VARIETY: Like Mutual Funds you can choose how you want to invest and where. Let’s say you like India, or Europe, you can zero in on Funds that specialize in those geographic regions. You can also chose an industry, like Manufacturing, or High-Tech. And now you can diversify by owning stock in an ETF that owns stocks in other ETFs. That’s not meant as a joke, but it is a bit humorous. I remember the day when Mutual Funds came into existence—ostensibly to help people who don’t like to choose. Now there seems to be more Mutual Funds, and now ETFs than there are stocks.
DIVIDENDS: Dividends have become very popular with many investors as their need for income increases. Mutual Funds collect the Dividends from the companies/stocks they own and add them to the asset base. The accounting (read that tax) is done differently. Read their Prospectus to see how their Dividends are treated.

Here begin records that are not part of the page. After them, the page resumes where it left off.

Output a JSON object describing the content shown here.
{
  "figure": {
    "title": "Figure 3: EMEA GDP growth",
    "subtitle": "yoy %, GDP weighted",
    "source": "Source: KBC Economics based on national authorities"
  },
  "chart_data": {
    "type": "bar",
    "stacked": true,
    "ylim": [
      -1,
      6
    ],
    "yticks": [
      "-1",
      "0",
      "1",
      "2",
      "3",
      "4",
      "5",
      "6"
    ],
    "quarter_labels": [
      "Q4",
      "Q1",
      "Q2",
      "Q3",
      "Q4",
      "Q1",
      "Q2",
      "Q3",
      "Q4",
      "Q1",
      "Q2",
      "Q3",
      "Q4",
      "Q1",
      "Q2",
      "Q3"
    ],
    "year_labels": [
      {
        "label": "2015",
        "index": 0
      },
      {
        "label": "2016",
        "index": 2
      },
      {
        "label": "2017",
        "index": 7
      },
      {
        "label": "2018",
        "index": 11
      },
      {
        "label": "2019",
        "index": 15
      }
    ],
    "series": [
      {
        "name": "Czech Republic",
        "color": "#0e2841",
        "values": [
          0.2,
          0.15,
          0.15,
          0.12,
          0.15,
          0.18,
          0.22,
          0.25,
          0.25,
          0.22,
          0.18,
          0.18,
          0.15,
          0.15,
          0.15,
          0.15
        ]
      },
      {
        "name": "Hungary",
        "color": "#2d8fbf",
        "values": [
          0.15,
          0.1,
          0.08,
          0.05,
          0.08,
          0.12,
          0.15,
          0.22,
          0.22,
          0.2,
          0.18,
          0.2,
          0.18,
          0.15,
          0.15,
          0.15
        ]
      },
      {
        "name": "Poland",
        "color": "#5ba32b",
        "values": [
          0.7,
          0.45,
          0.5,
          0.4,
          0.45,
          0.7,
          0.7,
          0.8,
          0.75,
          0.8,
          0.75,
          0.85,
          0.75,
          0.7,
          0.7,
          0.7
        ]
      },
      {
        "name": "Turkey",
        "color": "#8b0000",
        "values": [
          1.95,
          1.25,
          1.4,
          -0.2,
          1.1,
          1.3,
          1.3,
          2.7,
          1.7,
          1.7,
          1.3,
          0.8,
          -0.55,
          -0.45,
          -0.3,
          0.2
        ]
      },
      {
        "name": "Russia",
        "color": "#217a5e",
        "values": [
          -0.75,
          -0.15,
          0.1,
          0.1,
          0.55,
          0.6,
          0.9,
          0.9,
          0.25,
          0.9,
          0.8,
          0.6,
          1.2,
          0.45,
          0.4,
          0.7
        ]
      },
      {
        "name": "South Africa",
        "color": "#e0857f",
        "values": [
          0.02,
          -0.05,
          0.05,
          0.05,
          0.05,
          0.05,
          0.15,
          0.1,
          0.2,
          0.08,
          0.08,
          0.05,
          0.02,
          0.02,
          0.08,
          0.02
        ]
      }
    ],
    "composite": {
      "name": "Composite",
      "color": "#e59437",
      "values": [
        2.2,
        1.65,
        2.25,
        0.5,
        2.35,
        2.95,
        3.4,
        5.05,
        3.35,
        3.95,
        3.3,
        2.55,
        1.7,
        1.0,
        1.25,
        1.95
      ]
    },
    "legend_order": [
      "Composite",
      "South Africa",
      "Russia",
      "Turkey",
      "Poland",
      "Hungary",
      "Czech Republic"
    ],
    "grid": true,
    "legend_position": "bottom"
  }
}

With ETFs there are two ways, and again you can ascertain this before you invest. One is that the Dividends are held in Trust and then used to buy more stock at certain times. This should increase the value of your stock. The other way is that the Dividends received from the companies are held for a short time and then distributed. It’s kinda cool. Your account may end up with a whole lot of $1.43, $3.90 and $5.22 deposits. It’s just cash. You can use it for whatever you like. One advantage is that you learn which companies actually pay dividends. See the DRIPS section.

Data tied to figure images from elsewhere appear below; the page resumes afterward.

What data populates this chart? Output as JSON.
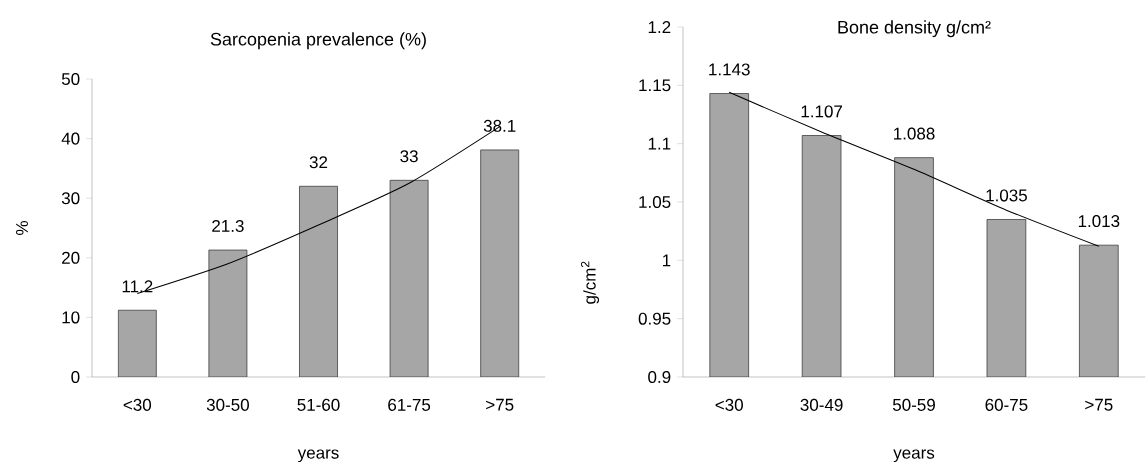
{
  "chart_data": [
    {
      "type": "bar",
      "title": "Sarcopenia prevalence (%)",
      "xlabel": "years",
      "ylabel": "%",
      "categories": [
        "<30",
        "30-50",
        "51-60",
        "61-75",
        ">75"
      ],
      "series": [
        {
          "color": "#a6a6a6",
          "values": [
            11.2,
            21.3,
            32,
            33,
            38.1
          ],
          "value_labels": [
            "11.2",
            "21.3",
            "32",
            "33",
            "38.1"
          ]
        },
        {
          "type": "line",
          "color": "#000000",
          "values": [
            14,
            19,
            25.5,
            32.5,
            42
          ]
        }
      ],
      "ylim": [
        0,
        50
      ],
      "yticks": [
        0,
        10,
        20,
        30,
        40,
        50
      ]
    },
    {
      "type": "bar",
      "title": "Bone density g/cm²",
      "xlabel": "years",
      "ylabel": "g/cm$^{2}$",
      "categories": [
        "<30",
        "30-49",
        "50-59",
        "60-75",
        ">75"
      ],
      "series": [
        {
          "color": "#a6a6a6",
          "values": [
            1.143,
            1.107,
            1.088,
            1.035,
            1.013
          ],
          "value_labels": [
            "1.143",
            "1.107",
            "1.088",
            "1.035",
            "1.013"
          ]
        },
        {
          "type": "line",
          "color": "#000000",
          "values": [
            1.144,
            1.11,
            1.078,
            1.043,
            1.012
          ]
        }
      ],
      "ylim": [
        0.9,
        1.2
      ],
      "yticks": [
        0.9,
        0.95,
        1,
        1.05,
        1.1,
        1.15,
        1.2
      ]
    }
  ]
}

If you like Dividends you may want to look at SDY. The D stands for Dividends. This is an ETF (SPDR) which has taken 500 out of 1,500 stocks in the S & P, which have raised their Dividends at least for 25 years in a row.
One note of importance. The DIA pays a Dividend yield of about 2.5%. If you have investments making less than this, meet with you Financial Advisor and see how you can re-allocate your investments.
You should look seriously at how these dividends affect you trading goals. Adjust your trading strategies wisely and prudently.